La deuxième variable pour analyser une part de marché ? La demande !
Mais la présence physique ne suffit pas. Il faut aussi que le produit réponde à la demande, qui se décline en trois dimensions :
Le facteur de marchandisage
Imaginons : vous êtes bien distribué, dans tous les magasins qui comptent. Mais sur place, la réalité peut varier : un produit offert sur 10 cm de linéaire avec une seule référence ne rivalise pas avec celui qui occupe 3 mètres et propose toute une gamme. Le facteur de marchandisage englobe plusieurs leviers qui pèsent lourd dans la balance :
- le support linéaire
- la proportion de linéaires
- le nombre de références
- la part de vos offres
Votre mission : identifier rapidement où le bât blesse ou, au contraire, ce qui fait la force de votre dispositif en magasin. Présence massive ou timide : la différence se lit immédiatement dans les volumes de vente et donc dans la part de marché obtenue.
Le prix
Un autre point à ne jamais négliger : le prix pratiqué. Si votre offre n’est pas alignée avec les attentes du marché ou les niveaux de prix des concurrents, cela se reflète instantanément dans les ventes.
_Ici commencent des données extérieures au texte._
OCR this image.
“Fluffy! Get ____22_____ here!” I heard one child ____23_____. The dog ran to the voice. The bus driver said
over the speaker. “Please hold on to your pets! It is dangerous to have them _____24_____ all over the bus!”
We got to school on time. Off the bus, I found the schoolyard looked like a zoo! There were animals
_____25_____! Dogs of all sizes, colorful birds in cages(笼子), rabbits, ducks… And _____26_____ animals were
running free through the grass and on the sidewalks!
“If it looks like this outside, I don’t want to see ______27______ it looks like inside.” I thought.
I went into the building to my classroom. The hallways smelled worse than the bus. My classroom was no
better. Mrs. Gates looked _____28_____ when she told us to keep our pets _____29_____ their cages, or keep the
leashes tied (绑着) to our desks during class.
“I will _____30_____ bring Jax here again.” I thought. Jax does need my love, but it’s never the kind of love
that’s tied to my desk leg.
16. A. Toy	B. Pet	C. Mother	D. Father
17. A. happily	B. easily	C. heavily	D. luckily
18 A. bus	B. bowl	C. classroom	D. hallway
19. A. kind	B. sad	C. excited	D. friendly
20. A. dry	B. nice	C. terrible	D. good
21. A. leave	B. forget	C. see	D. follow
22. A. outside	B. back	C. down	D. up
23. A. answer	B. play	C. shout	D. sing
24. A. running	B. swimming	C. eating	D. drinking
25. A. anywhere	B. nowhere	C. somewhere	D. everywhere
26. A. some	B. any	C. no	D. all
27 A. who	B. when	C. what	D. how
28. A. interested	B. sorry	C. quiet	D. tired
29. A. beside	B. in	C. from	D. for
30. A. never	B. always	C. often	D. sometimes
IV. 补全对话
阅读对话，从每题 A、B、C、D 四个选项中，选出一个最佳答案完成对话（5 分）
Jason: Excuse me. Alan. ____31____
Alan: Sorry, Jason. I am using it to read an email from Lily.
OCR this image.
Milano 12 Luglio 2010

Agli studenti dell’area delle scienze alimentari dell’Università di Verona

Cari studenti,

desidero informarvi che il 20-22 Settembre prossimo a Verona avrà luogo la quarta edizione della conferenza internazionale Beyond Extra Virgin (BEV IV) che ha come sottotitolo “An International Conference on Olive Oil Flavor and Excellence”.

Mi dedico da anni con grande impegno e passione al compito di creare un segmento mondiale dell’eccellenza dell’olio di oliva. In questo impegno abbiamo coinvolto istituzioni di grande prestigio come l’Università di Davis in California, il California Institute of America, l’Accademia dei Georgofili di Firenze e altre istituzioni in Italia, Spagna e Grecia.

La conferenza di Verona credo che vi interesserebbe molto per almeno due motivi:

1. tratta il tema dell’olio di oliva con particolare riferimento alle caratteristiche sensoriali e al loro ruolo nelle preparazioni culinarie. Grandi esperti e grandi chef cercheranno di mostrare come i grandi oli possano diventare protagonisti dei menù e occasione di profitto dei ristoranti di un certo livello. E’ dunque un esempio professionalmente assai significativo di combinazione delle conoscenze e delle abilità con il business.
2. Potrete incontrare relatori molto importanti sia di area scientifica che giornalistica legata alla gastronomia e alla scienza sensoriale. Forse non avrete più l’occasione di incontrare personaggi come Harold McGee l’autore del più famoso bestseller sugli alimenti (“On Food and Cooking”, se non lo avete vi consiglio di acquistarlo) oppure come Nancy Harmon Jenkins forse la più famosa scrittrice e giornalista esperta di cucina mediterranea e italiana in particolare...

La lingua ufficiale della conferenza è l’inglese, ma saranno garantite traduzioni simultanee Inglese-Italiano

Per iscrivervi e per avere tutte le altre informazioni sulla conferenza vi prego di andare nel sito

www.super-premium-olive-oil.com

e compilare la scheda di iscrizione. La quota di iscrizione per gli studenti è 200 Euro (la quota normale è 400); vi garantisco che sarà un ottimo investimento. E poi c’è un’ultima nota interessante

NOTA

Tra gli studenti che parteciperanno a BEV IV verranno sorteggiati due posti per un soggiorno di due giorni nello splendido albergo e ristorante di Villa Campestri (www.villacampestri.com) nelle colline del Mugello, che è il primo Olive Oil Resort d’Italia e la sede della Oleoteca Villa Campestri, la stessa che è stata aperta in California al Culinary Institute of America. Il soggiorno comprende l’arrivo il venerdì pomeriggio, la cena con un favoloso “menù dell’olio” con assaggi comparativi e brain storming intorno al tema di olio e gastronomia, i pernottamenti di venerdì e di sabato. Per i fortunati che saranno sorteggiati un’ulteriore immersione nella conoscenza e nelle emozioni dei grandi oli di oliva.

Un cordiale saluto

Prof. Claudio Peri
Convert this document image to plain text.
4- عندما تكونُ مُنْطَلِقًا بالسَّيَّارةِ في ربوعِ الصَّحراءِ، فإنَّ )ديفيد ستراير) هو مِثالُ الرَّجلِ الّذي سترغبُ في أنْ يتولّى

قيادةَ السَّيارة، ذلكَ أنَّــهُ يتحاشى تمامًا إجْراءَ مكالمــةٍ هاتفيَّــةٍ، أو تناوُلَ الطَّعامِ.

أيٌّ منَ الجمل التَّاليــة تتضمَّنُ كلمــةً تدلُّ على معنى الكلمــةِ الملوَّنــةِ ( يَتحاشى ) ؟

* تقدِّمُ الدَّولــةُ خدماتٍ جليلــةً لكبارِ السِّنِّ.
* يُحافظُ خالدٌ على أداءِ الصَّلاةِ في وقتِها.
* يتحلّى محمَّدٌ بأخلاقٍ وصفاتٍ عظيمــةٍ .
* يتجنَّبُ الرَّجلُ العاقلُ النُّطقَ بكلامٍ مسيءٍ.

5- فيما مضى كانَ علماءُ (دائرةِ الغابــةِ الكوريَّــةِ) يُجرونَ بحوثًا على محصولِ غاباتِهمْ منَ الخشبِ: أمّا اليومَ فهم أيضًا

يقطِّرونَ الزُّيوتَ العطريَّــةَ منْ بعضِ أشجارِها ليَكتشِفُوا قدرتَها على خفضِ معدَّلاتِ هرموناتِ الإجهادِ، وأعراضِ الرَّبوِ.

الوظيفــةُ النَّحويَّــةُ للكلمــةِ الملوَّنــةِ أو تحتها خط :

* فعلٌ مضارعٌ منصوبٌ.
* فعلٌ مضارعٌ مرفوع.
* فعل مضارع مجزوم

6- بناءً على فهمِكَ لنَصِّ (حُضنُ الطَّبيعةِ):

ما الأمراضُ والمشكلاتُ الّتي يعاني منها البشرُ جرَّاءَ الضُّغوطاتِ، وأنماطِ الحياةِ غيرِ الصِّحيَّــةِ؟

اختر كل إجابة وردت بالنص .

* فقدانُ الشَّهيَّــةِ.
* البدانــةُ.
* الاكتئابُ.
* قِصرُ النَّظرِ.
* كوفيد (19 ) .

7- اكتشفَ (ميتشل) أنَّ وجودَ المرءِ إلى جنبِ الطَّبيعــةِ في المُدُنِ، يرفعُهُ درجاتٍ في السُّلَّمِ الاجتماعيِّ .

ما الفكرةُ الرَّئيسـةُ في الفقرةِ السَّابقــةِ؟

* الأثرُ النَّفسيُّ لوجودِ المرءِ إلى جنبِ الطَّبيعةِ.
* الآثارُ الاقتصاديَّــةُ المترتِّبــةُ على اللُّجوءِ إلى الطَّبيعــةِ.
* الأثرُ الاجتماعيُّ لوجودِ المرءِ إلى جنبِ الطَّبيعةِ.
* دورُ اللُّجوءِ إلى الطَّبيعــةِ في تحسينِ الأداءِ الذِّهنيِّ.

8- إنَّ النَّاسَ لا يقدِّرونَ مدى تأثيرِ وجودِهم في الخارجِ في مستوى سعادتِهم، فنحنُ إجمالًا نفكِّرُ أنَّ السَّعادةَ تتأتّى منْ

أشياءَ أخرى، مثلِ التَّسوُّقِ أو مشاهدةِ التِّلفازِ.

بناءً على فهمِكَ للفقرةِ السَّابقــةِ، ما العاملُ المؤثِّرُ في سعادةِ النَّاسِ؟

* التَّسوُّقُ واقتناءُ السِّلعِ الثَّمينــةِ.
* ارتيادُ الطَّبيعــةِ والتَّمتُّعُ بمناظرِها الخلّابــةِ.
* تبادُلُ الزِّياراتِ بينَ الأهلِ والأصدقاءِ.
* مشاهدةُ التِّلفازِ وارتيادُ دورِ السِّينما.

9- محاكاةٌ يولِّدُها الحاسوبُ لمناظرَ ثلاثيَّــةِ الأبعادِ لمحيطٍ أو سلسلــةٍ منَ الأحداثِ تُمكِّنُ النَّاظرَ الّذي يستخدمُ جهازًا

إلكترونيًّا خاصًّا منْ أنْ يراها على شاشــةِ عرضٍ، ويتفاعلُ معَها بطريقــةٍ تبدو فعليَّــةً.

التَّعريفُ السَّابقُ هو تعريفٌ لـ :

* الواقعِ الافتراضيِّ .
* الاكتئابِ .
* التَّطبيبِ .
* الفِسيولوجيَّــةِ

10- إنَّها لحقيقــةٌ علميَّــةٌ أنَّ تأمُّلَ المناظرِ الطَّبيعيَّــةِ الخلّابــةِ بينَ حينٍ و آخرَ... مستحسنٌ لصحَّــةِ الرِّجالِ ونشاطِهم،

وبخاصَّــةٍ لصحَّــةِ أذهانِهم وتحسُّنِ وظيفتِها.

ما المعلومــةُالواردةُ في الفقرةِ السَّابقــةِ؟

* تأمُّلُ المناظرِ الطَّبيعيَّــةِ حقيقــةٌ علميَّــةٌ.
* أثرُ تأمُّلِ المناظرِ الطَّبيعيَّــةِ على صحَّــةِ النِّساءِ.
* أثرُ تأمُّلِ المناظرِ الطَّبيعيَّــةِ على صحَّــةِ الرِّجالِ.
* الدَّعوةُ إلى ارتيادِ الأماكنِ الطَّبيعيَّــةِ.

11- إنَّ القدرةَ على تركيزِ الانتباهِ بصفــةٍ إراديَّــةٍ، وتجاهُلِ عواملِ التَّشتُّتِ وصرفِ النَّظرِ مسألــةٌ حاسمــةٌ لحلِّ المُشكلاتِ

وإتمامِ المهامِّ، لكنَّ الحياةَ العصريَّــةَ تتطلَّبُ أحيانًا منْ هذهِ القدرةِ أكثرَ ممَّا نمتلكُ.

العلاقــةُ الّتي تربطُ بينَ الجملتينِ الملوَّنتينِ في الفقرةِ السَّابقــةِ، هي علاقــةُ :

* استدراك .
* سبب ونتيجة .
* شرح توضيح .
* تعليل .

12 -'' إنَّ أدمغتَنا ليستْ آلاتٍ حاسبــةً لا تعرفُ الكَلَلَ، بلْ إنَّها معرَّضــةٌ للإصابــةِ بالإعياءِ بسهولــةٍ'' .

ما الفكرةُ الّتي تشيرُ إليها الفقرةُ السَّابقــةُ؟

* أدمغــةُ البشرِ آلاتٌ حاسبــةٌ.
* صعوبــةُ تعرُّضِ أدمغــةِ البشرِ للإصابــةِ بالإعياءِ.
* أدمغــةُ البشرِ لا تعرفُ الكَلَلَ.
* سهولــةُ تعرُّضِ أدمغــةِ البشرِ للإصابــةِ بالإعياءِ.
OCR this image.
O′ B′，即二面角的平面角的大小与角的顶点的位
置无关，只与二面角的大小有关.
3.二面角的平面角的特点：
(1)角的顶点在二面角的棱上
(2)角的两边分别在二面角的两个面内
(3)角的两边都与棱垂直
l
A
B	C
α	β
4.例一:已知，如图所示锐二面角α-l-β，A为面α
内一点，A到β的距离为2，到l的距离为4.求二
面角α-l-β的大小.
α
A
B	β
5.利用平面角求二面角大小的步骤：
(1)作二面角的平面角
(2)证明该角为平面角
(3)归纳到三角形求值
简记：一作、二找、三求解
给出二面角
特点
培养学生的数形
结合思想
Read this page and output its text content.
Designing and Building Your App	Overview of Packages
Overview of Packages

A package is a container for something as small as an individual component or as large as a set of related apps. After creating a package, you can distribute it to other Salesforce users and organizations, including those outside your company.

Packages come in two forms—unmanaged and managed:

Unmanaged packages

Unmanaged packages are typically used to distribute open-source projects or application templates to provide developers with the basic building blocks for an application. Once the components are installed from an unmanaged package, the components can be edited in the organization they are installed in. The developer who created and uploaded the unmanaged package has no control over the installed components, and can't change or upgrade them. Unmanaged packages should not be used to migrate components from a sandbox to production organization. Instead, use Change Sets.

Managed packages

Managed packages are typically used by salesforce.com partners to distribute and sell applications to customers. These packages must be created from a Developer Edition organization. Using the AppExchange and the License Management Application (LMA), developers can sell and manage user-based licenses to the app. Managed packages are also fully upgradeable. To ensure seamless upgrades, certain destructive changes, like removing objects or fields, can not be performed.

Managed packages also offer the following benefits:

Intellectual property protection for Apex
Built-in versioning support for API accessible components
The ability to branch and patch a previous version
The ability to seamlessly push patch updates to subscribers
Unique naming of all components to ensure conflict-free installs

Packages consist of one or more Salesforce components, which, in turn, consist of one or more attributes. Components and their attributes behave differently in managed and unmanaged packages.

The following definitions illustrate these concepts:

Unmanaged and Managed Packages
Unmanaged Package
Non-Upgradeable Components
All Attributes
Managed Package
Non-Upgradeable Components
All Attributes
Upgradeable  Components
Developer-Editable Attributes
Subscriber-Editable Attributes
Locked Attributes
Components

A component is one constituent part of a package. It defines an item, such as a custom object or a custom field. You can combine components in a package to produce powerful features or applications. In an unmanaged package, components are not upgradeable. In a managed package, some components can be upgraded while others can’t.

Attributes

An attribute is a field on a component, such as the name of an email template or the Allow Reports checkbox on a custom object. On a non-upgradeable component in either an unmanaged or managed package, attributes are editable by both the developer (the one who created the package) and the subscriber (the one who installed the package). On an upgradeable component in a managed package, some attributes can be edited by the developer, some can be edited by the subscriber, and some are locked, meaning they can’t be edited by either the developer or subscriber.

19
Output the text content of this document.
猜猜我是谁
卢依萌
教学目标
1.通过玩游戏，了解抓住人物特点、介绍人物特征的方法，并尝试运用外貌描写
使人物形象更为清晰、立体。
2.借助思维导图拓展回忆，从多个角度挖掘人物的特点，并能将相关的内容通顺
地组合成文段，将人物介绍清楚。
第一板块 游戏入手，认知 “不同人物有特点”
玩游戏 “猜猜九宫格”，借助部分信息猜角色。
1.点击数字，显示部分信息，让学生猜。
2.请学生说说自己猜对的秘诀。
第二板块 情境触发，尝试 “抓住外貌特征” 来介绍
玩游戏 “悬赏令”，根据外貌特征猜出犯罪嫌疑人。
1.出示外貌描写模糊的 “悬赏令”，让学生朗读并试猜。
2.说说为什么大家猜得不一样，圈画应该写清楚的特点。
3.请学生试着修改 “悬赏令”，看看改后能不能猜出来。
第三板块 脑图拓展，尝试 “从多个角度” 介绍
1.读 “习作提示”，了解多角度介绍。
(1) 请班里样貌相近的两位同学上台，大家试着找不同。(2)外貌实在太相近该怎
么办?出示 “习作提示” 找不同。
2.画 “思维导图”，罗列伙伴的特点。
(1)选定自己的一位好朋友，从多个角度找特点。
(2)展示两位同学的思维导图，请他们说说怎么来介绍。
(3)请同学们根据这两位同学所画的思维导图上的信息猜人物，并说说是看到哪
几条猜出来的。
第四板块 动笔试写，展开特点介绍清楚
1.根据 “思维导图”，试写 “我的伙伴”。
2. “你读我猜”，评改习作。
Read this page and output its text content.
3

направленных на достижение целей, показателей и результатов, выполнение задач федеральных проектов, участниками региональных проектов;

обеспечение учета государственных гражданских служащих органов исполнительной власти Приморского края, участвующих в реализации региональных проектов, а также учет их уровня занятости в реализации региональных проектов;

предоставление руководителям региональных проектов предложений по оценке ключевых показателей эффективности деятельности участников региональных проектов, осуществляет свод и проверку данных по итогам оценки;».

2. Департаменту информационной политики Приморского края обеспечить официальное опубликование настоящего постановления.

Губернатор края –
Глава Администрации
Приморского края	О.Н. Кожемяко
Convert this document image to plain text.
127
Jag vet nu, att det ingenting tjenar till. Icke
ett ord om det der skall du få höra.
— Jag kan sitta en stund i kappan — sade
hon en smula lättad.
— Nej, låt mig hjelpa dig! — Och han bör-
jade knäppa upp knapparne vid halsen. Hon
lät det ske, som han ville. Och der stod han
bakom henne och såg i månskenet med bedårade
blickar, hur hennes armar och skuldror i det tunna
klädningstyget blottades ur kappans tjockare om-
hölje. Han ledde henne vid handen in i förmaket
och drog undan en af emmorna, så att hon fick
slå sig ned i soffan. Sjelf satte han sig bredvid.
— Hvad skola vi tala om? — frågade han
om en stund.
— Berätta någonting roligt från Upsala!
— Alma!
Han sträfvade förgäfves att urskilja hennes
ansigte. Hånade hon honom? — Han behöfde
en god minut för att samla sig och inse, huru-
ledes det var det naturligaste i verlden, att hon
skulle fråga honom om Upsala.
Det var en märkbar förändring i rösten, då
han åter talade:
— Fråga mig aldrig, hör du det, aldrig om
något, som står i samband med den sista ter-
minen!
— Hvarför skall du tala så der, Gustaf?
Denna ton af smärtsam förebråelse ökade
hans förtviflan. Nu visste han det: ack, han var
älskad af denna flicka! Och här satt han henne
Le niveau de prix explique souvent le positionnement réel de votre part de marché.
Pour avancer, il est donc indispensable d’analyser à la fois le prix de base du marché et le prix moyen pratiqué, afin de situer votre produit par rapport aux autres acteurs du secteur.
Facteurs promotionnels
Enfin, il reste à examiner la dynamique promotionnelle. Êtes-vous suffisamment mis en avant lors des actions commerciales ? Vos produits profitent-ils de campagnes qui améliorent la visibilité et la rotation ? Pour le savoir, certains indicateurs sont incontournables :
- le Promo DN
- le Promo DV
- la vitesse de transformation
- le prix promotionnel
- le nombre de catalogues de distributeurs où vos produits apparaissent
En passant chaque étape en revue, on obtient une vision précise de la place occupée par votre marque et des leviers à activer pour progresser. Cette approche permet d’établir un diagnostic clair et de cibler des actions marketing ou commerciales adaptées à la réalité du terrain.
Reste à savoir si, demain, votre produit sera celui qu’on retrouve sur tous les tickets de caisse… ou celui qui, faute de stratégie, finit oublié en bout de rayon.